Oct 22 2015
By Lucy Piper, Senior medwireNews Reporter
Researchers have found positive immunostaining of α-synuclein in the enteric nervous system (ENS) of patients with idiopathic rapid eye movement sleep behaviour disorder (iRBD), suggesting it may have a possible role as a biomarker for prodromal Parkinson’s disease (PD).
iRBD is one of the conditions most representative of the PD prodrome, occurring in up to 80% of patients who go on to develop the disease, Werner Poewe (Medical University of Innsbruck, Austria) and co-researchers explain.
They report that four of 17 patients with this condition stained positive with a serine 129-phosphorylated α-synuclein (pSyn) antibody in the nerve fibres or ganglia of the colonic submucosa, along with one of 19 patients with PD. By contrast, immunostaining was negative for all of the 14 healthy individuals included in the study.

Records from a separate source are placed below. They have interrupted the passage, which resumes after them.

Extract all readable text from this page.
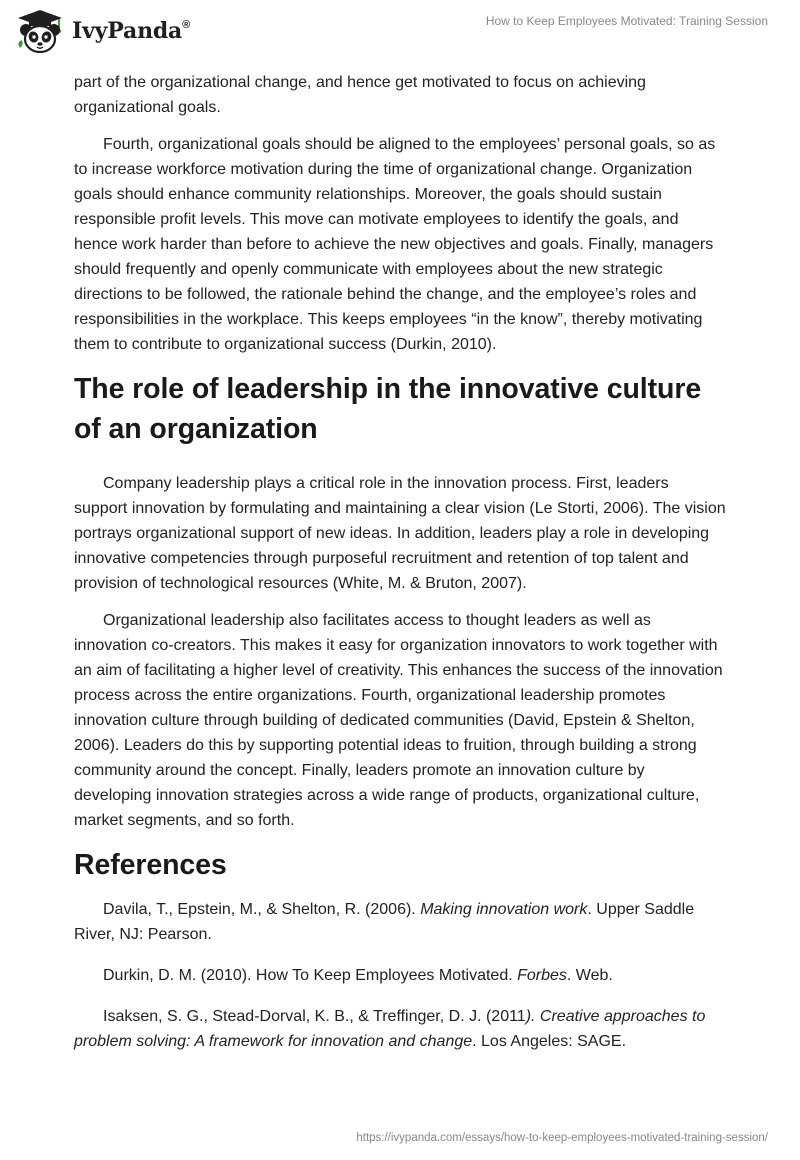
IvyPanda®	How to Keep Employees Motivated: Training Session

part of the organizational change, and hence get motivated to focus on achieving organizational goals.

Fourth, organizational goals should be aligned to the employees’ personal goals, so as to increase workforce motivation during the time of organizational change. Organization goals should enhance community relationships. Moreover, the goals should sustain responsible profit levels. This move can motivate employees to identify the goals, and hence work harder than before to achieve the new objectives and goals. Finally, managers should frequently and openly communicate with employees about the new strategic directions to be followed, the rationale behind the change, and the employee’s roles and responsibilities in the workplace. This keeps employees “in the know”, thereby motivating them to contribute to organizational success (Durkin, 2010).

The role of leadership in the innovative culture of an organization

Company leadership plays a critical role in the innovation process. First, leaders support innovation by formulating and maintaining a clear vision (Le Storti, 2006). The vision portrays organizational support of new ideas. In addition, leaders play a role in developing innovative competencies through purposeful recruitment and retention of top talent and provision of technological resources (White, M. & Bruton, 2007).

Organizational leadership also facilitates access to thought leaders as well as innovation co-creators. This makes it easy for organization innovators to work together with an aim of facilitating a higher level of creativity. This enhances the success of the innovation process across the entire organizations. Fourth, organizational leadership promotes innovation culture through building of dedicated communities (David, Epstein & Shelton, 2006). Leaders do this by supporting potential ideas to fruition, through building a strong community around the concept. Finally, leaders promote an innovation culture by developing innovation strategies across a wide range of products, organizational culture, market segments, and so forth.

References

Davila, T., Epstein, M., & Shelton, R. (2006). Making innovation work. Upper Saddle River, NJ: Pearson.

Durkin, D. M. (2010). How To Keep Employees Motivated. Forbes. Web.

Isaksen, S. G., Stead-Dorval, K. B., & Treffinger, D. J. (2011). Creative approaches to problem solving: A framework for innovation and change. Los Angeles: SAGE.

https://ivypanda.com/essays/how-to-keep-employees-motivated-training-session/
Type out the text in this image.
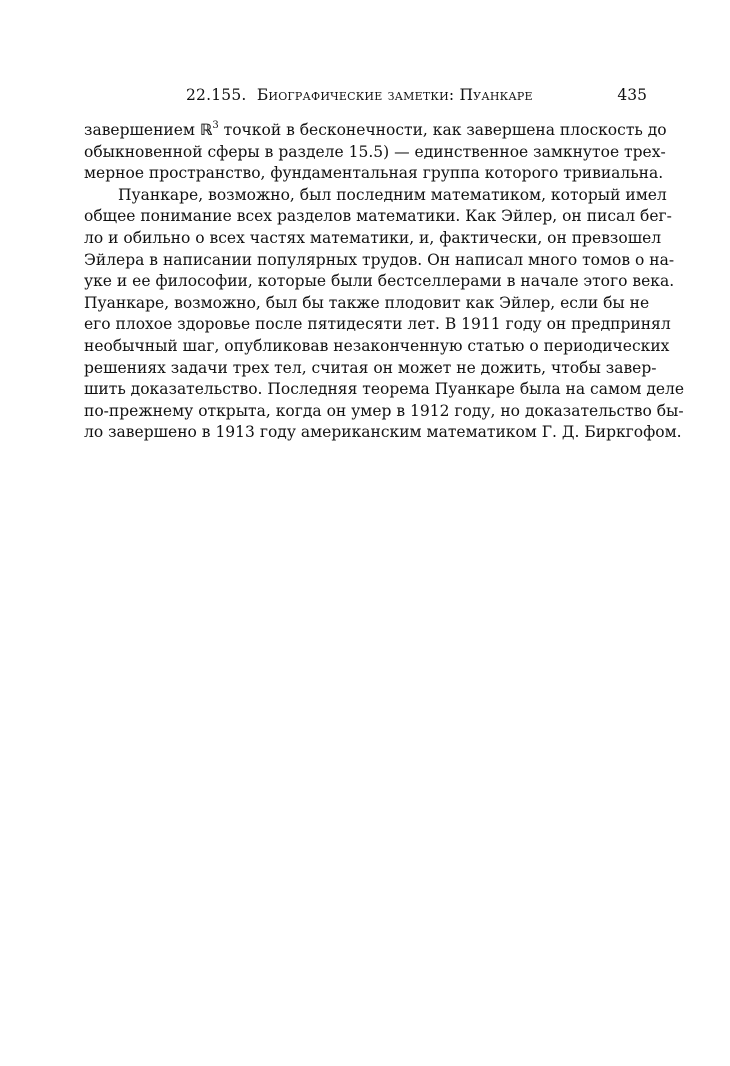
22.155. Биографические заметки: Пуанкаре	435
завершением ℝ$^3$ точкой в бесконечности, как завершена плоскость до
обыкновенной сферы в разделе 15.5) — единственное замкнутое трех-
мерное пространство, фундаментальная группа которого тривиальна.
Пуанкаре, возможно, был последним математиком, который имел
общее понимание всех разделов математики. Как Эйлер, он писал бег-
ло и обильно о всех частях математики, и, фактически, он превзошел
Эйлера в написании популярных трудов. Он написал много томов о на-
уке и ее философии, которые были бестселлерами в начале этого века.
Пуанкаре, возможно, был бы также плодовит как Эйлер, если бы не
его плохое здоровье после пятидесяти лет. В 1911 году он предпринял
необычный шаг, опубликовав незаконченную статью о периодических
решениях задачи трех тел, считая он может не дожить, чтобы завер-
шить доказательство. Последняя теорема Пуанкаре была на самом деле
по-прежнему открыта, когда он умер в 1912 году, но доказательство бы-
ло завершено в 1913 году американским математиком Г. Д. Биркгофом.
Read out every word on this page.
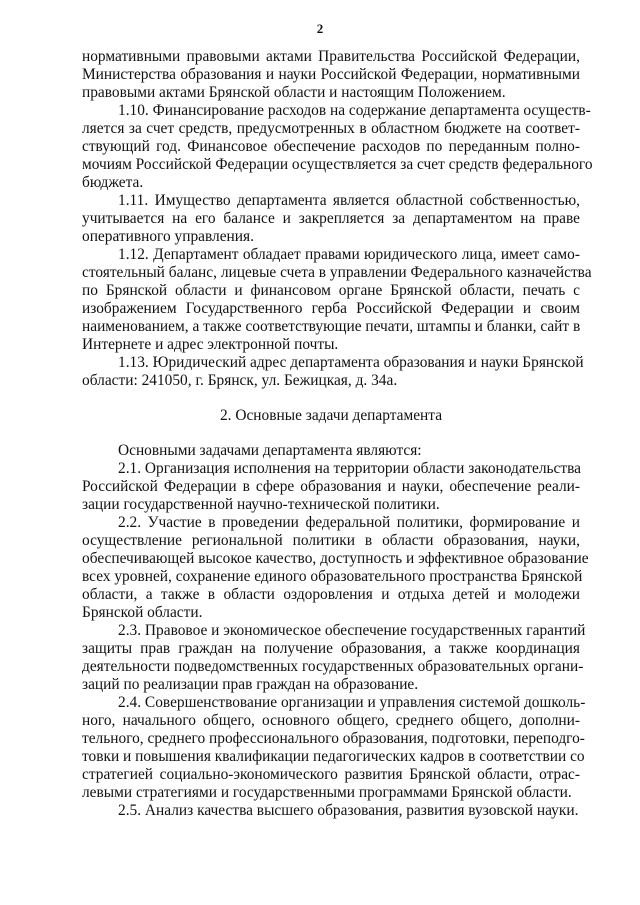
2
нормативными правовыми актами Правительства Российской Федерации,
Министерства образования и науки Российской Федерации, нормативными
правовыми актами Брянской области и настоящим Положением.
1.10. Финансирование расходов на содержание департамента осуществ-
ляется за счет средств, предусмотренных в областном бюджете на соответ-
ствующий год. Финансовое обеспечение расходов по переданным полно-
мочиям Российской Федерации осуществляется за счет средств федерального
бюджета.
1.11. Имущество департамента является областной собственностью,
учитывается на его балансе и закрепляется за департаментом на праве
оперативного управления.
1.12. Департамент обладает правами юридического лица, имеет само-
стоятельный баланс, лицевые счета в управлении Федерального казначейства
по Брянской области и финансовом органе Брянской области, печать с
изображением Государственного герба Российской Федерации и своим
наименованием, а также соответствующие печати, штампы и бланки, сайт в
Интернете и адрес электронной почты.
1.13. Юридический адрес департамента образования и науки Брянской
области: 241050, г. Брянск, ул. Бежицкая, д. 34а.
2. Основные задачи департамента
Основными задачами департамента являются:
2.1. Организация исполнения на территории области законодательства
Российской Федерации в сфере образования и науки, обеспечение реали-
зации государственной научно-технической политики.
2.2. Участие в проведении федеральной политики, формирование и
осуществление региональной политики в области образования, науки,
обеспечивающей высокое качество, доступность и эффективное образование
всех уровней, сохранение единого образовательного пространства Брянской
области, а также в области оздоровления и отдыха детей и молодежи
Брянской области.
2.3. Правовое и экономическое обеспечение государственных гарантий
защиты прав граждан на получение образования, а также координация
деятельности подведомственных государственных образовательных органи-
заций по реализации прав граждан на образование.
2.4. Совершенствование организации и управления системой дошколь-
ного, начального общего, основного общего, среднего общего, дополни-
тельного, среднего профессионального образования, подготовки, переподго-
товки и повышения квалификации педагогических кадров в соответствии со
стратегией социально-экономического развития Брянской области, отрас-
левыми стратегиями и государственными программами Брянской области.
2.5. Анализ качества высшего образования, развития вузовской науки.
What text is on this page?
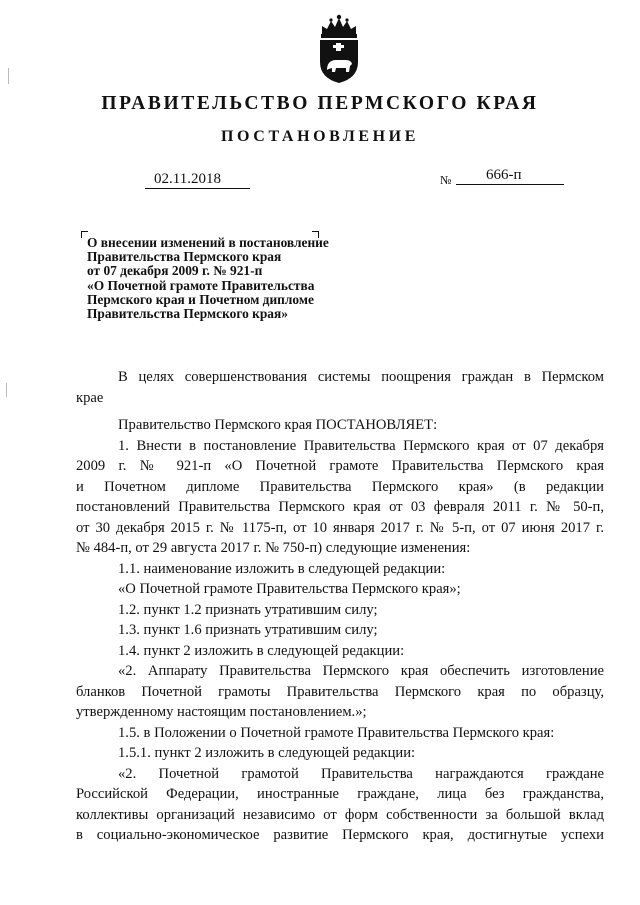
ПРАВИТЕЛЬСТВО ПЕРМСКОГО КРАЯ
ПОСТАНОВЛЕНИЕ
02.11.2018	№	666-п
О внесении изменений в постановление
Правительства Пермского края
от 07 декабря 2009 г. № 921-п
«О Почетной грамоте Правительства
Пермского края и Почетном дипломе
Правительства Пермского края»

В целях совершенствования системы поощрения граждан в Пермском

крае

Правительство Пермского края ПОСТАНОВЛЯЕТ:

1. Внести в постановление Правительства Пермского края от 07 декабря

2009 г. № 921-п «О Почетной грамоте Правительства Пермского края

и Почетном дипломе Правительства Пермского края» (в редакции

постановлений Правительства Пермского края от 03 февраля 2011 г. № 50-п,

от 30 декабря 2015 г. № 1175-п, от 10 января 2017 г. № 5-п, от 07 июня 2017 г.

№ 484-п, от 29 августа 2017 г. № 750-п) следующие изменения:

1.1. наименование изложить в следующей редакции:

«О Почетной грамоте Правительства Пермского края»;

1.2. пункт 1.2 признать утратившим силу;

1.3. пункт 1.6 признать утратившим силу;

1.4. пункт 2 изложить в следующей редакции:

«2. Аппарату Правительства Пермского края обеспечить изготовление

бланков Почетной грамоты Правительства Пермского края по образцу,

утвержденному настоящим постановлением.»;

1.5. в Положении о Почетной грамоте Правительства Пермского края:

1.5.1. пункт 2 изложить в следующей редакции:

«2. Почетной грамотой Правительства награждаются граждане

Российской Федерации, иностранные граждане, лица без гражданства,

коллективы организаций независимо от форм собственности за большой вклад

в социально-экономическое развитие Пермского края, достигнутые успехи
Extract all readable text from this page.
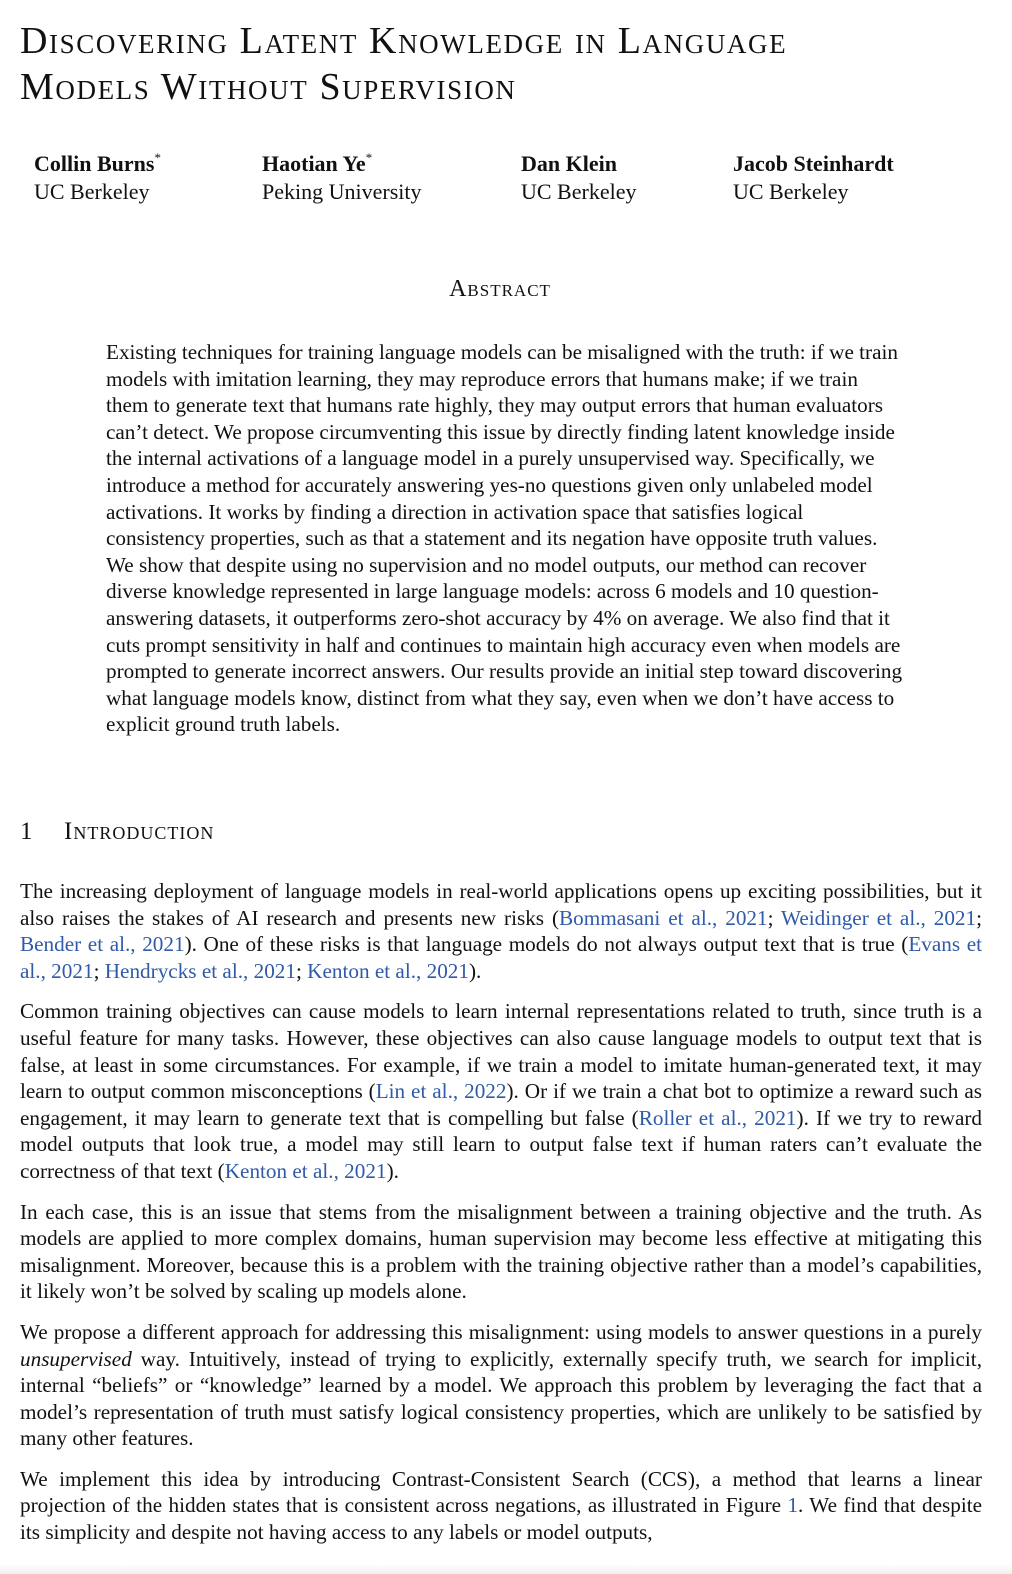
Discovering Latent Knowledge in Language
Models Without Supervision
Collin Burns*
UC Berkeley
Haotian Ye*
Peking University
Dan Klein
UC Berkeley
Jacob Steinhardt
UC Berkeley
Abstract

Existing techniques for training language models can be misaligned with the truth: if we train models with imitation learning, they may reproduce errors that humans make; if we train them to generate text that humans rate highly, they may output errors that human evaluators can’t detect. We propose circumventing this issue by directly finding latent knowledge inside the internal activations of a language model in a purely unsupervised way. Specifically, we introduce a method for accurately answering yes-no questions given only unlabeled model activations. It works by finding a direction in activation space that satisfies logical consistency properties, such as that a statement and its negation have opposite truth values. We show that despite using no supervision and no model outputs, our method can recover diverse knowledge represented in large language models: across 6 models and 10 question-answering datasets, it outperforms zero-shot accuracy by 4% on average. We also find that it cuts prompt sensitivity in half and continues to maintain high accuracy even when models are prompted to generate incorrect answers. Our results provide an initial step toward discovering what language models know, distinct from what they say, even when we don’t have access to explicit ground truth labels.

1 Introduction

The increasing deployment of language models in real-world applications opens up exciting possibilities, but it also raises the stakes of AI research and presents new risks (Bommasani et al., 2021; Weidinger et al., 2021; Bender et al., 2021). One of these risks is that language models do not always output text that is true (Evans et al., 2021; Hendrycks et al., 2021; Kenton et al., 2021).

Common training objectives can cause models to learn internal representations related to truth, since truth is a useful feature for many tasks. However, these objectives can also cause language models to output text that is false, at least in some circumstances. For example, if we train a model to imitate human-generated text, it may learn to output common misconceptions (Lin et al., 2022). Or if we train a chat bot to optimize a reward such as engagement, it may learn to generate text that is compelling but false (Roller et al., 2021). If we try to reward model outputs that look true, a model may still learn to output false text if human raters can’t evaluate the correctness of that text (Kenton et al., 2021).

In each case, this is an issue that stems from the misalignment between a training objective and the truth. As models are applied to more complex domains, human supervision may become less effective at mitigating this misalignment. Moreover, because this is a problem with the training objective rather than a model’s capabilities, it likely won’t be solved by scaling up models alone.

We propose a different approach for addressing this misalignment: using models to answer questions in a purely unsupervised way. Intuitively, instead of trying to explicitly, externally specify truth, we search for implicit, internal “beliefs” or “knowledge” learned by a model. We approach this problem by leveraging the fact that a model’s representation of truth must satisfy logical consistency properties, which are unlikely to be satisfied by many other features.

We implement this idea by introducing Contrast-Consistent Search (CCS), a method that learns a linear projection of the hidden states that is consistent across negations, as illustrated in Figure 1. We find that despite its simplicity and despite not having access to any labels or model outputs,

“Therefore, the present findings raise the possibility that ENS pSyn immunohistochemistry could help to identify those participants with iRBD who will go on to develop clinical PD and in whom RBD could be considered a prodromal manifestation of the disease”, the researchers comment in Neurology.
They add that their findings are “broadly consistent” with the theory that the ENS may be a site of initiation for α-synuclein pathology, a major component of Lewy bodies, that subsequently spreads via the vagal nerve to the brain.
They point out, however, that the fact that only a single PD patient was positive for the marker does not fit with their suggestions and is “difficult to understand”. They speculate that once α-synuclein pathology is initiated in the ENS, rostral transmission or transport may be associated with the clearance of aggregated α-synuclein.
Studies on α-synuclein in the ENS to date have been inconsistent and Poewe and team suggest that this may be due to methodological factors.
Indeed, they found that positive immunostaining was specific to the pSyn antibody. The 15G7 α-synuclein antibody, which non-specifically binds to native α-synuclein, did not discriminate between patients and controls.
Also, depth of biopsies was critical, with pSyn immunopositivity seen in submucosal but not mucosal tissue.
In a related editorial, Marcus Unger (Saarland University, Saarbrücken, Germany) and Ryuji Sakakibara (Toho University, Sakura, Japan) say that the findings are “of notable importance”.
Despite colonic biopsies not being readily available as a diagnostic biomarker for prodromal PD, the results endorse the link between iRBD and PD and support the notion of a common pathology, they write.
“The results are compatible with current concepts of an early pathology in the ENS in PD (and iRBD) and imply that PD-related pathology might be detectable in vivo at a prodromal stage”, the editorialists conclude.